Why I Can’t Get Behind the Latest Food Trend
The Food Channel calls Midwestern Food the #1 trend now. You wouldn’t say that if you thought of it the way I do. With cream of mushroom soup as the mirepoix of so many recipes? I’m not convinced it can compete on the world stage.
I know the Midwest has all those yummy American things. And it’s gotten a lot more haute since I was a kid. But when I think of the Midwest, I think of five-random-ingredient casseroles and aerosol cheese. I think of my grandma’s chipped beef on toast — even as a small child, I knew canned meat was wrong. My mom’s idea of a recipe was to jam swiss cheese into a split hot dog and broil it — okay, come to think of it, that one was pretty good.

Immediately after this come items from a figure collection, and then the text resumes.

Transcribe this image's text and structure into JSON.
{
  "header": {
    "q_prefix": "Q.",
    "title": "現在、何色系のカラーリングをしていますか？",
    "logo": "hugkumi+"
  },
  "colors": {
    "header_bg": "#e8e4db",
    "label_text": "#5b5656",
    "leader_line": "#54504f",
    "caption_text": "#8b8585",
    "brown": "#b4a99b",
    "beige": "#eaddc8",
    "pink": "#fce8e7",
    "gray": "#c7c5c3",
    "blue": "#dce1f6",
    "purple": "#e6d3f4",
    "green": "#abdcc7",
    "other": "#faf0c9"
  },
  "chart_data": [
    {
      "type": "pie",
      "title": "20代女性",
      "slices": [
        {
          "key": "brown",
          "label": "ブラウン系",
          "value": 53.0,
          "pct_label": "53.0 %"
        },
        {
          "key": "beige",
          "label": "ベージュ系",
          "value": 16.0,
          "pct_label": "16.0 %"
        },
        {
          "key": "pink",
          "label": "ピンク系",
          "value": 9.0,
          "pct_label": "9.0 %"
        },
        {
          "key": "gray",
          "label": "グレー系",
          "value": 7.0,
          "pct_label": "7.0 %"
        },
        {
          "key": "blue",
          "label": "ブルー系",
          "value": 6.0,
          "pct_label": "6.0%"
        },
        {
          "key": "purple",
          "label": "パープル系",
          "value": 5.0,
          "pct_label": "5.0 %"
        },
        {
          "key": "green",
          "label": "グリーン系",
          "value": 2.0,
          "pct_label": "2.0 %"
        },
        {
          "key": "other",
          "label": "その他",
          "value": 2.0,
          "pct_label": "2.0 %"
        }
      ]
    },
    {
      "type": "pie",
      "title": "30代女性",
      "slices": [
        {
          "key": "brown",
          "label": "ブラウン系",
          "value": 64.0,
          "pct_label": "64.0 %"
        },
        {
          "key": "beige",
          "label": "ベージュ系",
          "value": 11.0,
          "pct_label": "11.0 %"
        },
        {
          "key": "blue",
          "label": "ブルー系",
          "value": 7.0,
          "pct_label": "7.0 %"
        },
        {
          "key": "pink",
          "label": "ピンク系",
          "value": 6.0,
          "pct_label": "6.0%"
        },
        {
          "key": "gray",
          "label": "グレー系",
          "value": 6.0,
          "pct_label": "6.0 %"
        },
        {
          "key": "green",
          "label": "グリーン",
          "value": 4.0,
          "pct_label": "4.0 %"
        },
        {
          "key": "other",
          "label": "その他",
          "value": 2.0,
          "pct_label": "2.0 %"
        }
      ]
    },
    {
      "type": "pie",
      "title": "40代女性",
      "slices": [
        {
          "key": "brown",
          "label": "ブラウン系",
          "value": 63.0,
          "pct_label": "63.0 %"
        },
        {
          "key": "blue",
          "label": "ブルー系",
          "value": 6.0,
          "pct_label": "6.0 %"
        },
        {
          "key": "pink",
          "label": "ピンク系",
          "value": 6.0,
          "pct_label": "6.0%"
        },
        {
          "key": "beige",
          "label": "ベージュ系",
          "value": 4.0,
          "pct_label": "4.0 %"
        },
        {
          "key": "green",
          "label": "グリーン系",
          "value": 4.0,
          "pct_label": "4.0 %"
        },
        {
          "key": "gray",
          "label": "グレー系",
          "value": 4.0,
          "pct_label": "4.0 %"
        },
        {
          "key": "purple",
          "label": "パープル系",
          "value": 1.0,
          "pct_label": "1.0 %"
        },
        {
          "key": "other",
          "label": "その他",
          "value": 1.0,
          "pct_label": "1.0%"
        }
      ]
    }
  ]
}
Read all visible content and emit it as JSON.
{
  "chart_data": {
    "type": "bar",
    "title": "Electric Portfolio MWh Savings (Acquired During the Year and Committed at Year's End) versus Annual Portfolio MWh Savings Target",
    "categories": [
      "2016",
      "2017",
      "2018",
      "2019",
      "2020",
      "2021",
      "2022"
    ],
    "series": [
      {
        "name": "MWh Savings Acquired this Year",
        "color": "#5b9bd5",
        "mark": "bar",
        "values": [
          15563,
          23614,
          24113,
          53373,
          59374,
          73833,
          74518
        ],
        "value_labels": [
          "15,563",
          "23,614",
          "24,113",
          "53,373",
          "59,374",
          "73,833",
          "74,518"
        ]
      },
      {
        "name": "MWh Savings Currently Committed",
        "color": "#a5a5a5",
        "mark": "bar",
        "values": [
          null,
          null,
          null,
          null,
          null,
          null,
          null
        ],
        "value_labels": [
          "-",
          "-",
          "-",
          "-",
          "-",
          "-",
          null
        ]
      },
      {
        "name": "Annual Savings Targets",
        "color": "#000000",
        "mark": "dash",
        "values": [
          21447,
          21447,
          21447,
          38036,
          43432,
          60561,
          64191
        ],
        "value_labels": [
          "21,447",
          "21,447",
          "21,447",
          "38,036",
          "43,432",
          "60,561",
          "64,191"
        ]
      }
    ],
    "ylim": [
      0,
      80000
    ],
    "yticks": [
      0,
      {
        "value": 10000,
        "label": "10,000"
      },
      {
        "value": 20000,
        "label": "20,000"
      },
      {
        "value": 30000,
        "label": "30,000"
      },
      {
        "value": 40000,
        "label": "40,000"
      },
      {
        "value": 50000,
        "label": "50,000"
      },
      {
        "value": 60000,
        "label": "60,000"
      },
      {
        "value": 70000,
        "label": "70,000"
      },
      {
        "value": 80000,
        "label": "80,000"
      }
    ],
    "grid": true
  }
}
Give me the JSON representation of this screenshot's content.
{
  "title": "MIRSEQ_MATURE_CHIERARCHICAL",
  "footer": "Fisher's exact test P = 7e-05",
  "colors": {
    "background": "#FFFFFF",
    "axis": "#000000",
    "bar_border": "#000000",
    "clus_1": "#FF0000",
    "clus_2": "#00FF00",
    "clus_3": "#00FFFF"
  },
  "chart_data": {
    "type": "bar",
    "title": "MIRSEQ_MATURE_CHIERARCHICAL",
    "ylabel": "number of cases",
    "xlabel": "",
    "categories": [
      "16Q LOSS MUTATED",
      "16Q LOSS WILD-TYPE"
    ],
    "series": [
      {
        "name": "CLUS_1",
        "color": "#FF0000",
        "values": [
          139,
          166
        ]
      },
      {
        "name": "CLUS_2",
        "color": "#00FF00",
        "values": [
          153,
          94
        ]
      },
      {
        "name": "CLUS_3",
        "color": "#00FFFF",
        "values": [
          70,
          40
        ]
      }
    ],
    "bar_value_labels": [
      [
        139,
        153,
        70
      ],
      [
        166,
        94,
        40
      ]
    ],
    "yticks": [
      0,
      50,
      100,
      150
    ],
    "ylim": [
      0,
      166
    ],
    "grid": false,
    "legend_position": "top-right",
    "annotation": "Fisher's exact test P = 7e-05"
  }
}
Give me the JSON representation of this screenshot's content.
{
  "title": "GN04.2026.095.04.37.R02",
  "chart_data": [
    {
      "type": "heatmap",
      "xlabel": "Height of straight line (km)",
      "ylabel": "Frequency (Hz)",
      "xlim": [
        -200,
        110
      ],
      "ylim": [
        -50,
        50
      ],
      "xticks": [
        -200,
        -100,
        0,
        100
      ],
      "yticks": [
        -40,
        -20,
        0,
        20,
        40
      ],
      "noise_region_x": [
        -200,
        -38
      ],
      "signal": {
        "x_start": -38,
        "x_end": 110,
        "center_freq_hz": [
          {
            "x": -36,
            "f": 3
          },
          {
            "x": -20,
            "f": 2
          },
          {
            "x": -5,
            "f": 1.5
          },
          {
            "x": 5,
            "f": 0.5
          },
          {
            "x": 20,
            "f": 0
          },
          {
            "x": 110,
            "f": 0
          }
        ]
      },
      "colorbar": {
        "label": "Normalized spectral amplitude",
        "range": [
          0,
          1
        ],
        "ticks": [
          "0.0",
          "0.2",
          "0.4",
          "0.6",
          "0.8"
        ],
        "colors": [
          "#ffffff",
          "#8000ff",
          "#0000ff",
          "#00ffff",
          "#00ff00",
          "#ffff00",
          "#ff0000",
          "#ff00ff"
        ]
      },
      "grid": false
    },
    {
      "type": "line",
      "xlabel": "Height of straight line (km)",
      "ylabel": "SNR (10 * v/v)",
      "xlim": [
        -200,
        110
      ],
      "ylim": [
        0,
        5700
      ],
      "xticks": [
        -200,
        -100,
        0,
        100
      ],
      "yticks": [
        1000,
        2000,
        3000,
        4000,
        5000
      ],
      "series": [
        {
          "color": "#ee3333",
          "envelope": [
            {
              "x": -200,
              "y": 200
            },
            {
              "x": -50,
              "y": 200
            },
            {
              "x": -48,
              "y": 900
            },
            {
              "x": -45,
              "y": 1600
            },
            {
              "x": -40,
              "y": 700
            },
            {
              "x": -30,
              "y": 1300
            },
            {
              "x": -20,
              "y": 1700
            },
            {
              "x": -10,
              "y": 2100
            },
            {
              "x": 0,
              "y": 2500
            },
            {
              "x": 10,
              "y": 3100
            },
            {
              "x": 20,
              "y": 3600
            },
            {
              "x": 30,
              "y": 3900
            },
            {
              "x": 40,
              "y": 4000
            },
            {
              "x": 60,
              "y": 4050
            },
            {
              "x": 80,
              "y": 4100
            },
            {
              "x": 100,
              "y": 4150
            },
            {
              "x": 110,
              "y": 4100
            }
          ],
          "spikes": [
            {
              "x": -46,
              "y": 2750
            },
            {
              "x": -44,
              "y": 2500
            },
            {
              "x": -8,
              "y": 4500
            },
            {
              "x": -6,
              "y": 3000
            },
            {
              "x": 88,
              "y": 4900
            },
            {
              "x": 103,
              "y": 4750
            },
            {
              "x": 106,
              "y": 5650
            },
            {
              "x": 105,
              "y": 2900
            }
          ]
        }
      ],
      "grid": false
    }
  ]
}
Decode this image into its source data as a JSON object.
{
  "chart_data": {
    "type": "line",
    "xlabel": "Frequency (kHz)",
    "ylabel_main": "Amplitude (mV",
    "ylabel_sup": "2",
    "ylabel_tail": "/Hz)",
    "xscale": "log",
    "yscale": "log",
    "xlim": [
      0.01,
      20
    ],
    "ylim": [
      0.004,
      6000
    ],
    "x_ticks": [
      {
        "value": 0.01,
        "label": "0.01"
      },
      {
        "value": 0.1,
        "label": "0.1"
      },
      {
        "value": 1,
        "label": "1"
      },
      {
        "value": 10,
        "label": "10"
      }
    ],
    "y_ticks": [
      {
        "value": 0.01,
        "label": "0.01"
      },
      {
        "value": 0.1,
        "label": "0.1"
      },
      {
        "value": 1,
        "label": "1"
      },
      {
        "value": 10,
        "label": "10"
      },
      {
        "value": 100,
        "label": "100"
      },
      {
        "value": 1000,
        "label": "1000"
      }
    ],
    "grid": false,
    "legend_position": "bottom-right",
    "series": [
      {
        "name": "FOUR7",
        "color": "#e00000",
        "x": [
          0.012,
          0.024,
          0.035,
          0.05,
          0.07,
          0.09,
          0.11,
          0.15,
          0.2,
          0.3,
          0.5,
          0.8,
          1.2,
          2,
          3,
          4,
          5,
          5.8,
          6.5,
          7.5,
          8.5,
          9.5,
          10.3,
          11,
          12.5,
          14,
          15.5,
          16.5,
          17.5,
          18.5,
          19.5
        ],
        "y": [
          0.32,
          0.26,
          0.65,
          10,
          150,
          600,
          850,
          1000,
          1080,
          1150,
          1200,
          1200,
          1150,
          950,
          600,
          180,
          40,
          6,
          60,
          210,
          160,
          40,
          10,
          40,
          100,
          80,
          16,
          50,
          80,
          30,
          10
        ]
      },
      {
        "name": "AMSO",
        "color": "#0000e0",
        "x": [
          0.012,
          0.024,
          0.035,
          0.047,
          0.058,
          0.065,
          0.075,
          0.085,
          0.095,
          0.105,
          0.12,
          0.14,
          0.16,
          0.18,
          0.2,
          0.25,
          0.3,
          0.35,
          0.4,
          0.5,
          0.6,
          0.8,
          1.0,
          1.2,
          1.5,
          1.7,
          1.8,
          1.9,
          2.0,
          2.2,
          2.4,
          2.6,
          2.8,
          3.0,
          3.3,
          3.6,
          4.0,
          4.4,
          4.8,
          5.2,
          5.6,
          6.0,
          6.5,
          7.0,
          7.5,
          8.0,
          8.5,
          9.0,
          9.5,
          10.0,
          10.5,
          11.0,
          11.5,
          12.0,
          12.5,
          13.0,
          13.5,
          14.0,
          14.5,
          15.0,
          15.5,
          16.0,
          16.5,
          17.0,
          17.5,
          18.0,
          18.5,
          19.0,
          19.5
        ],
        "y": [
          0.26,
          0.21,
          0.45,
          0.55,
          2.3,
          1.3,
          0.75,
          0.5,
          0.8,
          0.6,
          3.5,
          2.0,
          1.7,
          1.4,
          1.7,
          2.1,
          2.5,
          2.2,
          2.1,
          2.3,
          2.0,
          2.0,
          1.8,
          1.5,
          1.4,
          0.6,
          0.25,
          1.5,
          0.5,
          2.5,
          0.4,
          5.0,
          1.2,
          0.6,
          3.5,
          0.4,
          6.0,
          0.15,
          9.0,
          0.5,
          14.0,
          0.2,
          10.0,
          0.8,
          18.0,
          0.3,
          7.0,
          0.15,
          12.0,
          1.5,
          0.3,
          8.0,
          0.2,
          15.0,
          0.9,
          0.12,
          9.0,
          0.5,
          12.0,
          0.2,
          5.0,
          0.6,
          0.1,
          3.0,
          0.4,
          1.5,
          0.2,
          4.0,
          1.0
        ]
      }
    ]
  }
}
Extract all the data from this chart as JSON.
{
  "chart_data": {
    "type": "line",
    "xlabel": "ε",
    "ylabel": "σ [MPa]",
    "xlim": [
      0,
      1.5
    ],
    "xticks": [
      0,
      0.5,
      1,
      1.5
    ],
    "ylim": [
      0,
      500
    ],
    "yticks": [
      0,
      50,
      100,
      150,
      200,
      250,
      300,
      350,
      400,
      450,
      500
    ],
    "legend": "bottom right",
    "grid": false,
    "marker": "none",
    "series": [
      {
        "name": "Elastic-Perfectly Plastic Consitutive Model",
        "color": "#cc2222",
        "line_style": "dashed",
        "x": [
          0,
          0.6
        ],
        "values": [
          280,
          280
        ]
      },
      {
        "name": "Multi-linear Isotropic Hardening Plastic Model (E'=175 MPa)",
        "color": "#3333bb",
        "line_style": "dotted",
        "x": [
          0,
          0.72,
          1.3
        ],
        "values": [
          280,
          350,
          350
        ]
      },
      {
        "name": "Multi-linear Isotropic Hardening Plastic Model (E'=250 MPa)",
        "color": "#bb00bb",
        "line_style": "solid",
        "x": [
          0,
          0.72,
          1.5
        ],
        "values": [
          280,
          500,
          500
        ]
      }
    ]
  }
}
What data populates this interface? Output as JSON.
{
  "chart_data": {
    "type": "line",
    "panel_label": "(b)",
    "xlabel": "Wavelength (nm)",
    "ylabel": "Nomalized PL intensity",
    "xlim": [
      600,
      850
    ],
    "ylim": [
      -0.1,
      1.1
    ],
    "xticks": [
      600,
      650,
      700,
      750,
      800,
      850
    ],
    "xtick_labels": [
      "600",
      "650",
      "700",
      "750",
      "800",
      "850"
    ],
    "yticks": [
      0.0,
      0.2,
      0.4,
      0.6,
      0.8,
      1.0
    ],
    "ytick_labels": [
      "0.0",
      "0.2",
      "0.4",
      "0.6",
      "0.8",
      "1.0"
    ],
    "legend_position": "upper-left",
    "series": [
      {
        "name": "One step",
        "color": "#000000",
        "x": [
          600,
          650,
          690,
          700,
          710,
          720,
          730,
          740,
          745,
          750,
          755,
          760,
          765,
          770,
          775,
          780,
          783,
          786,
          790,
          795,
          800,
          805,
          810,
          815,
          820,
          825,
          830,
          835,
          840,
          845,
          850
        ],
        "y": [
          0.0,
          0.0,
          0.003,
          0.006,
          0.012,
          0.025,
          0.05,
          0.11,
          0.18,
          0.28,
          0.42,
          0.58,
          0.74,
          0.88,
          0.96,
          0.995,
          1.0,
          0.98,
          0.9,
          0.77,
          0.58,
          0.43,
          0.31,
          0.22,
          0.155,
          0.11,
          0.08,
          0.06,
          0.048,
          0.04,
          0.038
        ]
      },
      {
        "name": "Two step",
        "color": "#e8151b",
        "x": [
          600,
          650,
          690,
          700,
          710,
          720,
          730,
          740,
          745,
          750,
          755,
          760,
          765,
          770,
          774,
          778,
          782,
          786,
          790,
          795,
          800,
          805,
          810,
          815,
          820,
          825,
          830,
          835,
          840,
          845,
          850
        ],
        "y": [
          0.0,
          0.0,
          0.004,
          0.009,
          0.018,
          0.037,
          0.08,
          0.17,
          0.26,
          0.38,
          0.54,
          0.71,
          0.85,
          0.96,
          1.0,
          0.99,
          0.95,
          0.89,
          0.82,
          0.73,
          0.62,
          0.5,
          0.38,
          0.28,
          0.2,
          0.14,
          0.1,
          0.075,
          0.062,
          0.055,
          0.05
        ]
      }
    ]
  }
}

But take Braunschweiger. I’ve never seen it anywhere but the Midwest, where it was strangely prized, at least by my relatives. I think they didn’t know any better. There are a lot of Germans in the Midwest, but they can’t possibly eat this gonads-and-lips version of liverWORST in Germany—not next to all those great sausages and cold cuts they could choose instead. Braunschweiger has got to be the foulest thing I’ve ever smelled let alone eaten. Is Braunschweiger a Midwestern thing?
The Midwest is really proud of how it deep-fries, but that’s cheating. Braunschweiger would taste good deep-fried. But silvery white corn on the cob in the Midwest, now that is something astonishing. At least it used to be. I hope they haven’t messed that up. I remember eating it on the screened porch watching the sky turn a mossy, disturbing green before a big thunderstorm, just before the lightning started ripping nitrogen and oxygen molecules to pieces. Is corn on the cob still splendid in the Midwest in August? I happen to know that Anna Wintour is having lunch with Roger Federer at Balthazar in SoHo this week, where the homemade corn and ricotta agnoletti with lobster, celery hearts, brown butter and tarragon is $29. I’m absolutely sure they aren’t going to enjoy their lunch as much as I enjoyed my corn on the cob in Iowa. It didn’t even need butter.